Between now and 2024 — the year Lamont projects toll revenues would become available — the GOP plan would invest a whopping $2.4 billion more in transportation than the Democratic governor’s plan, Fasano said.

“That will give this state what they haven’t had for a long time,” Klarides said, an end to a transportation system that’s “woefully under-funded year after year.”

But the Lamont administration fired back Friday, saying the GOP plan is no transportation panacea.

“We’ve heard of the ‘Bridge to Nowhere,’ but ‘Prioritize Borrowing,’ in reality, represents the ‘Highway to Hell.’”

Colleen Flanagan Johnson
Senior advisor to Gov. Lamont 

Melissa McCaw, Lamont’s budget chief, said the Special Transportation Fund — which pays off the principal and interest on state borrowing — is headed for insolvency by 2025, absent more revenue, even under the Republican’s proposal.

And using borrowing usually reserved for school construction and economic development to instead fix highways and bridges would exacerbate another huge problem, she said.

Surging pension and other debt costs already consume nearly 30 percent of the budget’s General Fund, compared with 10 percent two decades ago. This is siphoning resources away from education, health care, social services and municipal aid.

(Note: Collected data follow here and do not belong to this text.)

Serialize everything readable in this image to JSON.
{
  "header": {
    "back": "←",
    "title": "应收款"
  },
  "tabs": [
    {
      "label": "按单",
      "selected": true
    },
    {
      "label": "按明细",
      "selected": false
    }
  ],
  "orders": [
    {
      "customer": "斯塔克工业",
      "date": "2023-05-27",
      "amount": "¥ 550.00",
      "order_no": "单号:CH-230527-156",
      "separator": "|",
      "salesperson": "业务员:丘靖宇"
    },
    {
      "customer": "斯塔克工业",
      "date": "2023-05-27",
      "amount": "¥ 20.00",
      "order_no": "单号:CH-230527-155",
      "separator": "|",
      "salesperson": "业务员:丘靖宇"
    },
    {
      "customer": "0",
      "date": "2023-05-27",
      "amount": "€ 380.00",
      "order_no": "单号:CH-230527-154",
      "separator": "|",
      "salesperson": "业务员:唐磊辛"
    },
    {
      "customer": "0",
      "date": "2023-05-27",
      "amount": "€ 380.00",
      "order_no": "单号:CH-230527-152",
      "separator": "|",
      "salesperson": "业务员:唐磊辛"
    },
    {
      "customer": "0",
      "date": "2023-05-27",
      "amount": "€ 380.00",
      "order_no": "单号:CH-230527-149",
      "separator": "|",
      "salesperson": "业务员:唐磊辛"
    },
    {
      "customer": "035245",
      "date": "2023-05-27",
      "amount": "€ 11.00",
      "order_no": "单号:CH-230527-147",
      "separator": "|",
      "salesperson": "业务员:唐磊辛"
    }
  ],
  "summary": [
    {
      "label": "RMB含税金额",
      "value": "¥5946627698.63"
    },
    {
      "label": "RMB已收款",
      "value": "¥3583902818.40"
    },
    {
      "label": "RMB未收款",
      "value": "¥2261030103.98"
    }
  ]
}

Prioritize Progress — issuing bonds for transportation projects that are paid off with General Fund resources — only would intensify this budget squeeze, McCaw said.

Colleen Flanagan Johnson (file photo)

The Lamont administration has said it is open to compromise with the GOP, and would consider increasing resources for transportation work between now and 2024 — provided toll revenues could take over from that point.

The finance committee is expected to vote next week on a tolls bill that includes some new elements from the administration, including a plan to smooth the transition until toll receipts arrive.

The Democrats’ plan focuses on a reliable, sustainable revenue source, 40 percent of which will be paid for by out-of-state drivers, and offers discounts to in-state drivers, as well as ways to mitigate the impact on low-income individuals and families,” said Colleen Flanagan Johnson, Lamont’s senior advisor. “We’ve heard of the ‘Bridge to Nowhere,’ but ‘Prioritize Borrowing,’ in reality, represents the ‘Highway to Hell.’”

But Klarides said Lamont and his fellow Democrats who back tolls fail to see the big picture, and their proposals bear that out.

Besides tolls, the administration also backs a gradual increase in the minimum wage from $10.10 per hour to $15 per hour. Critics argue either could drive up business costs, and inflate prices of basic goods such as groceries and clothing.

What happens if both are approved at the same time?

“We happen to be in a very dire fiscal time,” Klarides said. “When are we in this legislature going to give taxpayers a break? When are we going to give businesses a break?”

Keith has spent most of his 31 years as a reporter specializing in state government finances, analyzing such topics as income tax equity, waste in government and the complex funding systems behind Connecticut’s transportation and social services networks. He has been the state finances reporter at CT Mirror since it launched in 2010. Prior to joining CT Mirror Keith was State Capitol bureau chief for The Journal Inquirer of Manchester, a reporter for the Day of New London, and a former contributing writer to The New York Times. Keith is a graduate of and a former journalism instructor at the University of Connecticut.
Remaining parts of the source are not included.